OPINION: San Francisco’s Proposition M combats the homelessness crisis


Amelia Tai

Proposition M opens up new opportunities for an affordable housing system while combating homelessness.

On Nov. 8, 2022, the City of San Francisco voted to approve Proposition M, establishing a vacancy tax on buildings with three or more vacant residential units left unoccupied for more than 182 days in a year. This measure is a sign that the city’s inhabitants are standing against a short-term rental system and the real estate market associated with it, encouraging landlords to adapt to an affordable housing system while combating homelessness at the same time.

San Francisco, while known for the Golden Gate Bridge and its rich history, is also known for its homelessness crisis spanning back to the late 1970s. The issue has spread across the city’s various mayoral administrations for years, resulting from failed and ineffective policies. Among some of the various factors that persist in homelessness are the housing crisis, gentrification and displacement from gentrification. 

According to a 2019 point-in-time study by the U.S. Department of Housing and Urban Development, San Francisco ranked second place among the top 10 U.S. cities suffering from a homelessness crisis. Los Angeles came in third, and New York City ranked first. As Silicon Valley is often considered a preeminent hub for technology, prospective business people are often looking for ways to capitalize on their presence within the surrounding area by creating luxury residences that well-off individuals can afford, in comparison to the less fortunate who are in need of a home. 

Due to zoning regulations, San Francisco suffers from a housing crisis, but it is not just paperwork and red tape that is preventing the homeless from being housed. For the economy of the city, the real estate market holds great influence, and many property owners leave their units vacant in hopes of driving up their property values. It is artificial inflation, and it is more of a profit scheme to get more money. 

Proposition M utilizes the vacancy tax it is given to force property owners to sell their properties, open their units up for rent or pay more tax to the city to combat the homelessness problem it is contributing to. All these options are beneficial in different ways. Selling off properties allows for a percentage of homes to potentially become affordable for many to buy. Taxation of those unoccupied areas draws more revenue to the city, which can be diverted to fight homelessness. 

By opening up units for rent, landlords have the option of expanding their preferences to Section 8 housing, or government-subsidized housing, giving lower income groups and homeless people a chance to inhabit a unit. Overall, the measure provides numerous opportunities for different groups, and it gives the lesser fortunate the ability to get back on their feet and not back on the streets. 

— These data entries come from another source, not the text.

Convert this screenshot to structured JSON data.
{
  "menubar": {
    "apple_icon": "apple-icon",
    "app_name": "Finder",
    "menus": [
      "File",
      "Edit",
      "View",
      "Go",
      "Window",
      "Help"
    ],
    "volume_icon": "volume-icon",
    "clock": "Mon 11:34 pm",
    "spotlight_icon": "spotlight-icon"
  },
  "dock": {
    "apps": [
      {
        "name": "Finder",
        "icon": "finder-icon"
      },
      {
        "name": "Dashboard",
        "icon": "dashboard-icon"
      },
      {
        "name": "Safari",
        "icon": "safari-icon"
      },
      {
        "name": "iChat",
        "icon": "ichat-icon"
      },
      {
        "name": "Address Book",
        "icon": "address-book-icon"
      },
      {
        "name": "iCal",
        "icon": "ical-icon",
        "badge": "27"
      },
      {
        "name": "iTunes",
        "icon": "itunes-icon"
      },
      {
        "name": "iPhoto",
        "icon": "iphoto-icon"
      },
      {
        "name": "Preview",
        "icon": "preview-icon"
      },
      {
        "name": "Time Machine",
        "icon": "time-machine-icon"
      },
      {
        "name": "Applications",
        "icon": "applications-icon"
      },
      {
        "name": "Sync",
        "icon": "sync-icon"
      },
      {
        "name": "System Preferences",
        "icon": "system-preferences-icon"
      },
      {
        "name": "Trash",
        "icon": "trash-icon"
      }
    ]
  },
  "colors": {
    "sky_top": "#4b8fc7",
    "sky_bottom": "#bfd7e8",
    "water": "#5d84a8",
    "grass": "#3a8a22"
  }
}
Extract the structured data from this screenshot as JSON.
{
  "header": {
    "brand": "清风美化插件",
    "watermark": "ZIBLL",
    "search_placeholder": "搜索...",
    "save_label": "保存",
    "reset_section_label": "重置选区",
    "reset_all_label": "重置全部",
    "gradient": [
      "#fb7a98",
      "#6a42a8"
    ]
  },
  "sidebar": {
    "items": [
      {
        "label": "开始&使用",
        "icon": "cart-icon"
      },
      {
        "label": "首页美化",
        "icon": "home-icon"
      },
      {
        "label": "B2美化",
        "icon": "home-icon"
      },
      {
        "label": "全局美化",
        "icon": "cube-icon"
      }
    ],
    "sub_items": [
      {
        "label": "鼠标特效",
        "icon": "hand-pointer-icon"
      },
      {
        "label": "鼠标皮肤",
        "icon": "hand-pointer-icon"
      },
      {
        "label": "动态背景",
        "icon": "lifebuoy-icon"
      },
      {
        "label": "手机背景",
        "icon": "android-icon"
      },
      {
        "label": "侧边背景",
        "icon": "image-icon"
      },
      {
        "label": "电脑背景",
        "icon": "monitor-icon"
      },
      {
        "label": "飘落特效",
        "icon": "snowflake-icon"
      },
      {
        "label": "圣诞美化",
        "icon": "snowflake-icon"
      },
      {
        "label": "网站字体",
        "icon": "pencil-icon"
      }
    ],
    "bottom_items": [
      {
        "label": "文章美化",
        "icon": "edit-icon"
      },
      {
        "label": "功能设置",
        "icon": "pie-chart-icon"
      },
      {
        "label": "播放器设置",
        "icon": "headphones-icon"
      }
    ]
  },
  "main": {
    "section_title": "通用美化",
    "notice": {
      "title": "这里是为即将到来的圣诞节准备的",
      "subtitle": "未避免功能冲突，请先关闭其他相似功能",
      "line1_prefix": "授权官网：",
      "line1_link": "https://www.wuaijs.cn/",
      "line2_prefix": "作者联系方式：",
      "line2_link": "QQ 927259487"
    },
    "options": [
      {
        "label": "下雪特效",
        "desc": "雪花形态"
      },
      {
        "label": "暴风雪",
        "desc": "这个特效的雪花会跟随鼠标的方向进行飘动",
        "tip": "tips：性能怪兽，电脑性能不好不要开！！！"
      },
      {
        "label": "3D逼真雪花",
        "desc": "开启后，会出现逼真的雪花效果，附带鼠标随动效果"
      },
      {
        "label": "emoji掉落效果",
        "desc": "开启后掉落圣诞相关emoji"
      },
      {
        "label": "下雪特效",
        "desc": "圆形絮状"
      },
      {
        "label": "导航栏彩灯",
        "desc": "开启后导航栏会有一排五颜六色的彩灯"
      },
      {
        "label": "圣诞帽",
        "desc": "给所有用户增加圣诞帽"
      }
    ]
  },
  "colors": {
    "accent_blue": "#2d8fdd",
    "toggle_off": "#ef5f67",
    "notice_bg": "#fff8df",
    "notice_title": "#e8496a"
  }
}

While the artificial inflation of the real estate market is a contributing factor, Airbnbs are another issue that prevents people from owning a home. Airbnb is a service that allows anyone to rent out a home for a short period of time, no matter the location. It has given a rise to the short-term rental system, where properties function as mini hotels and can generate numerous profits for an owner. While the concept sounds beneficial, in practice, the system creates problems of its own. 

According to a 2017 study conducted by the Social Science Research Network, an increase in Airbnb listings correlated to higher property values and rental rates, causing landlords to change their units from long-term to short-term rentals. This generates two problems. Firstly, it convinces owners to kick out their tenants to get more short-term tenants in, thus generating more potential homeless individuals. Secondly, it prevents the homeless and lesser fortunate from being capable of inhabiting a home. While Proposition M focuses more on buildings with rental units, it also dissuades landlords in apartment and condominium complexes from turning their properties into Airbnbs, as, oftentimes, properties may not be inhabited for long periods of time due to insufficient dates for vacations. 

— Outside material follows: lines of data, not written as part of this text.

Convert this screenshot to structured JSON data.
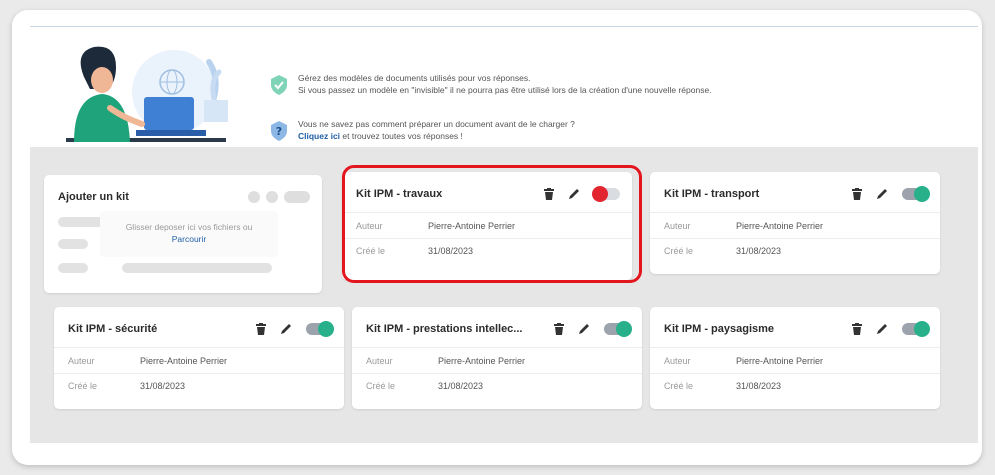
{
  "banner": {
    "tip1_line1": "Gérez des modèles de documents utilisés pour vos réponses.",
    "tip1_line2": "Si vous passez un modèle en \"invisible\" il ne pourra pas être utilisé lors de la création d'une nouvelle réponse.",
    "tip2_line1": "Vous ne savez pas comment préparer un document avant de le charger ?",
    "tip2_link": "Cliquez ici",
    "tip2_rest": " et trouvez toutes vos réponses !"
  },
  "add_kit": {
    "title": "Ajouter un kit",
    "drop_text": "Glisser deposer ici vos fichiers ou",
    "browse": "Parcourir"
  },
  "labels": {
    "author": "Auteur",
    "created": "Créé le"
  },
  "kits": [
    {
      "title": "Kit IPM - travaux",
      "author": "Pierre-Antoine  Perrier",
      "created": "31/08/2023",
      "visible": false
    },
    {
      "title": "Kit IPM - transport",
      "author": "Pierre-Antoine  Perrier",
      "created": "31/08/2023",
      "visible": true
    },
    {
      "title": "Kit IPM - sécurité",
      "author": "Pierre-Antoine  Perrier",
      "created": "31/08/2023",
      "visible": true
    },
    {
      "title": "Kit IPM - prestations intellec...",
      "author": "Pierre-Antoine  Perrier",
      "created": "31/08/2023",
      "visible": true
    },
    {
      "title": "Kit IPM - paysagisme",
      "author": "Pierre-Antoine  Perrier",
      "created": "31/08/2023",
      "visible": true
    }
  ],
  "colors": {
    "accent_green": "#27b08a",
    "alert_red": "#e2262f",
    "link_blue": "#1f5fa8"
  },
  "icons": {
    "delete": "trash-icon",
    "edit": "pencil-icon",
    "visible": "toggle-on",
    "hidden": "toggle-off"
  }
}
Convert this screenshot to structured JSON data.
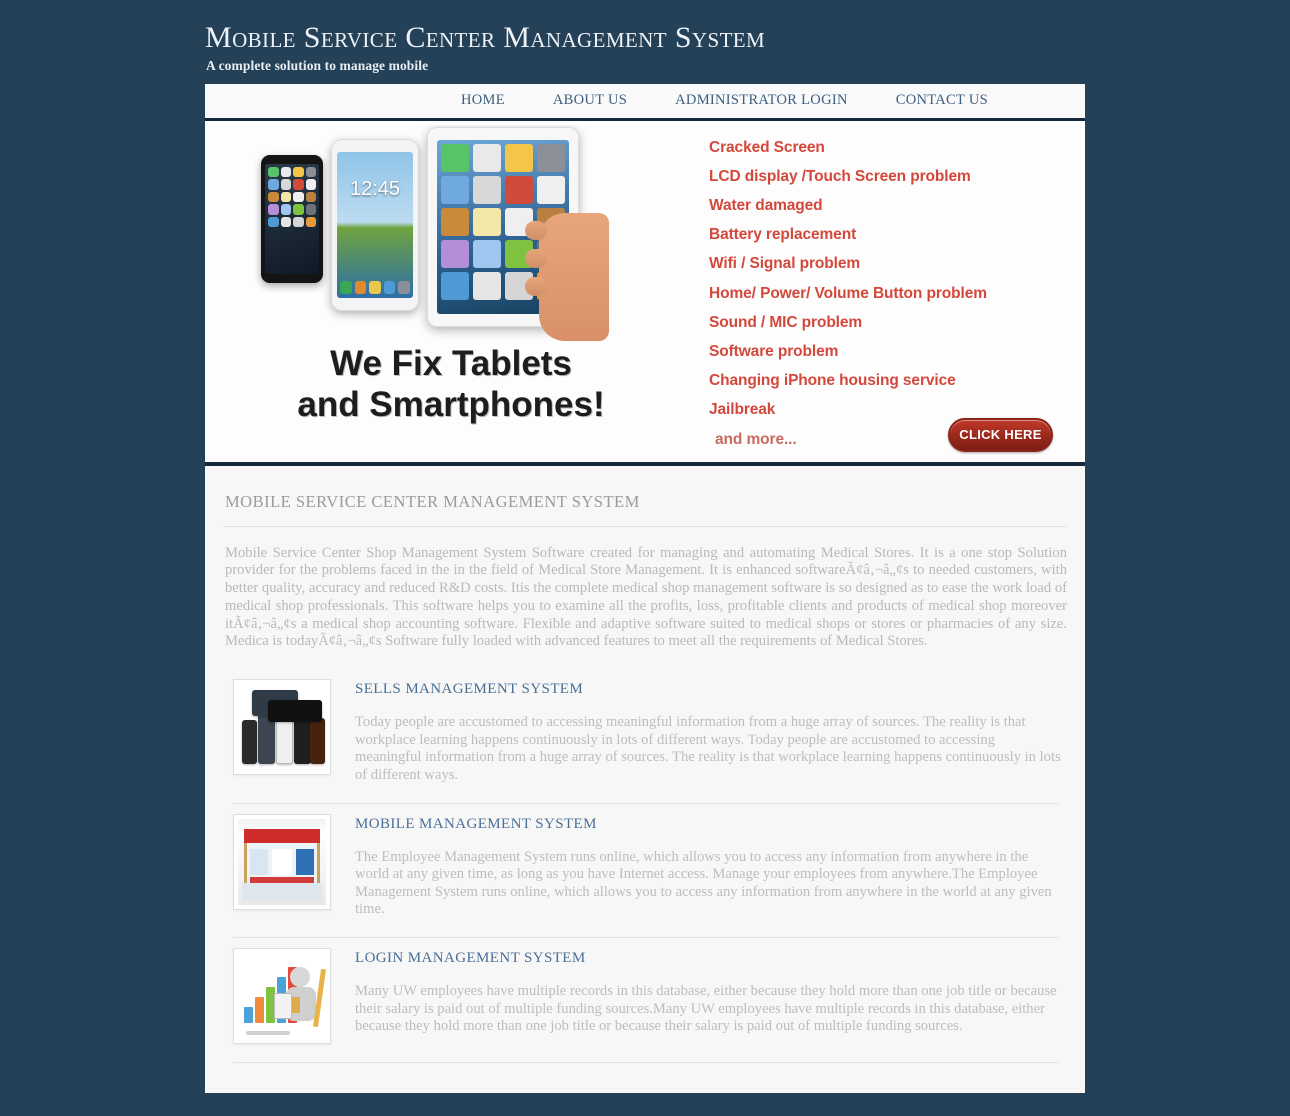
{
  "site": {
    "title": "Mobile Service Center Management System",
    "tagline": "A complete solution to manage mobile"
  },
  "nav": {
    "items": [
      {
        "label": "HOME",
        "name": "nav-home"
      },
      {
        "label": "ABOUT US",
        "name": "nav-about-us"
      },
      {
        "label": "ADMINISTRATOR LOGIN",
        "name": "nav-administrator-login"
      },
      {
        "label": "CONTACT US",
        "name": "nav-contact-us"
      }
    ]
  },
  "banner": {
    "headline_line1": "We Fix Tablets",
    "headline_line2": "and Smartphones!",
    "services": [
      "Cracked Screen",
      "LCD display /Touch Screen problem",
      "Water damaged",
      "Battery replacement",
      "Wifi / Signal problem",
      "Home/ Power/ Volume Button problem",
      "Sound / MIC problem",
      "Software problem",
      "Changing iPhone housing service",
      "Jailbreak"
    ],
    "more_text": "and more...",
    "cta_label": "CLICK HERE",
    "phone_time": "12:45"
  },
  "main": {
    "section_title": "MOBILE SERVICE CENTER MANAGEMENT SYSTEM",
    "intro": "Mobile Service Center Shop Management System Software created for managing and automating Medical Stores. It is a one stop Solution provider for the problems faced in the in the field of Medical Store Management. It is enhanced softwareÃ¢â‚¬â„¢s to needed customers, with better quality, accuracy and reduced R&D costs. Itis the complete medical shop management software is so designed as to ease the work load of medical shop professionals. This software helps you to examine all the profits, loss, profitable clients and products of medical shop moreover itÃ¢â‚¬â„¢s a medical shop accounting software. Flexible and adaptive software suited to medical shops or stores or pharmacies of any size. Medica is todayÃ¢â‚¬â„¢s Software fully loaded with advanced features to meet all the requirements of Medical Stores.",
    "features": [
      {
        "title": "SELLS MANAGEMENT SYSTEM",
        "text": "Today people are accustomed to accessing meaningful information from a huge array of sources. The reality is that workplace learning happens continuously in lots of different ways. Today people are accustomed to accessing meaningful information from a huge array of sources. The reality is that workplace learning happens continuously in lots of different ways.",
        "image_name": "smartphones-group-photo"
      },
      {
        "title": "MOBILE MANAGEMENT SYSTEM",
        "text": "The Employee Management System runs online, which allows you to access any information from anywhere in the world at any given time, as long as you have Internet access. Manage your employees from anywhere.The Employee Management System runs online, which allows you to access any information from anywhere in the world at any given time.",
        "image_name": "mobile-store-front-photo"
      },
      {
        "title": "LOGIN MANAGEMENT SYSTEM",
        "text": "Many UW employees have multiple records in this database, either because they hold more than one job title or because their salary is paid out of multiple funding sources.Many UW employees have multiple records in this database, either because they hold more than one job title or because their salary is paid out of multiple funding sources.",
        "image_name": "bar-chart-figure-photo"
      }
    ]
  },
  "colors": {
    "page_background": "#244158",
    "nav_text": "#3d5e80",
    "banner_service_text": "#d4483b",
    "cta_red": "#a02b1e",
    "feature_title": "#4a6f96",
    "body_text": "#bdbdbd"
  }
}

While there were opponents to the measure, many must understand that the benefits outweigh the risks. Proposition M’s vacancy tax generates new abundant revenue for the city that can be devoted to homelessness outreach and care services. In addition, it encourages owners to seek alternative means to their real estate investments, generating revenue for themselves through traditional rental or Section 8 housing programs. Those who are homeless or of lower income benefit as they gain new opportunities to inhabit a home, either through the encouragement of government-funded subsidies, programs or community-sponsored incentives. 

Proposition M does not come without its own drawbacks, especially given the wording and nature of the bill. The nature of the bill targets investments in real estate, but it should also target empty homes, apartment buildings and so forth. The requirement of 182 days in a year should be decreased as it provides a lengthy time frame that could easily be circumvented. 

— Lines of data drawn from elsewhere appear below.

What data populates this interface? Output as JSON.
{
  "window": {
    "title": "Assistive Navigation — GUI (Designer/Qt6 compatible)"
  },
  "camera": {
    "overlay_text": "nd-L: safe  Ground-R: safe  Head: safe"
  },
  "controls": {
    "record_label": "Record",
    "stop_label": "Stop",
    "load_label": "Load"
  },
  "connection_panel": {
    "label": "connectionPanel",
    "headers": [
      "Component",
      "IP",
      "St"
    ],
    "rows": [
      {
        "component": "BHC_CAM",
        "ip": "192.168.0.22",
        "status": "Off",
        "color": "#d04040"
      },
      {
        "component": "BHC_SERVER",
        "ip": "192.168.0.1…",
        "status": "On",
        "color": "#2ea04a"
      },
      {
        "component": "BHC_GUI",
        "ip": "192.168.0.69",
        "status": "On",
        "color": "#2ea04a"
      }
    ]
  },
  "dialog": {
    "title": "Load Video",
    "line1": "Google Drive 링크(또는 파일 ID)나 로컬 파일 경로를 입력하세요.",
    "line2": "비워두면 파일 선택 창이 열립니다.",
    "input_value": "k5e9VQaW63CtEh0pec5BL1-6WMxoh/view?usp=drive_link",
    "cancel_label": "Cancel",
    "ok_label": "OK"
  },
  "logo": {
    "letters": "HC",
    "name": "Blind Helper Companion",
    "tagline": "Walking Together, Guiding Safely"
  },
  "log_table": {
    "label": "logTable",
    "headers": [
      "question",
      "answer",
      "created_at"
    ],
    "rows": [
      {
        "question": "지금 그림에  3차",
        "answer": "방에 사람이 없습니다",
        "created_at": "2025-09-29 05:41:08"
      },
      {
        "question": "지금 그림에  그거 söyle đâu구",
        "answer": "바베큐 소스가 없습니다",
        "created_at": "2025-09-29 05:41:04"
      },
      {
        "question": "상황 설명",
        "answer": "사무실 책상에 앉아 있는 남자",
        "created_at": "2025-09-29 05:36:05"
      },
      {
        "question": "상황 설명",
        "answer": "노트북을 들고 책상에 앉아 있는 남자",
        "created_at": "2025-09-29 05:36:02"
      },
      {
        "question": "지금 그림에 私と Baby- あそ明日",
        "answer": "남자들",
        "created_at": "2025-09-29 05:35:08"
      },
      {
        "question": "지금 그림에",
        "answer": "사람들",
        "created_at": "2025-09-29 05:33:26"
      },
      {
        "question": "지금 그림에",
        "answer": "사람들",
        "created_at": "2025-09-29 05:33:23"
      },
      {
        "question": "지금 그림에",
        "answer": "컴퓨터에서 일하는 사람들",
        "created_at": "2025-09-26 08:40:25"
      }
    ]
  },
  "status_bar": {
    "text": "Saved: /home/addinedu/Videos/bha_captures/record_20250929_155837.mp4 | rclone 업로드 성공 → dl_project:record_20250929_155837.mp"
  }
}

Instead, landlords and property owners should be given one to two months as tenants should not be difficult to locate. Single family homes, especially for the wealthy, should be targeted as well rather than picking and choosing specific properties to levy the tax upon. 

While Proposition M is a step in the right direction, it should be amended to define certain exceptions, extended dates, and additional properties that are left unscathed but still contribute to the homelessness crisis. It is necessary to help get homeless people back on their feet, not push them back onto the streets.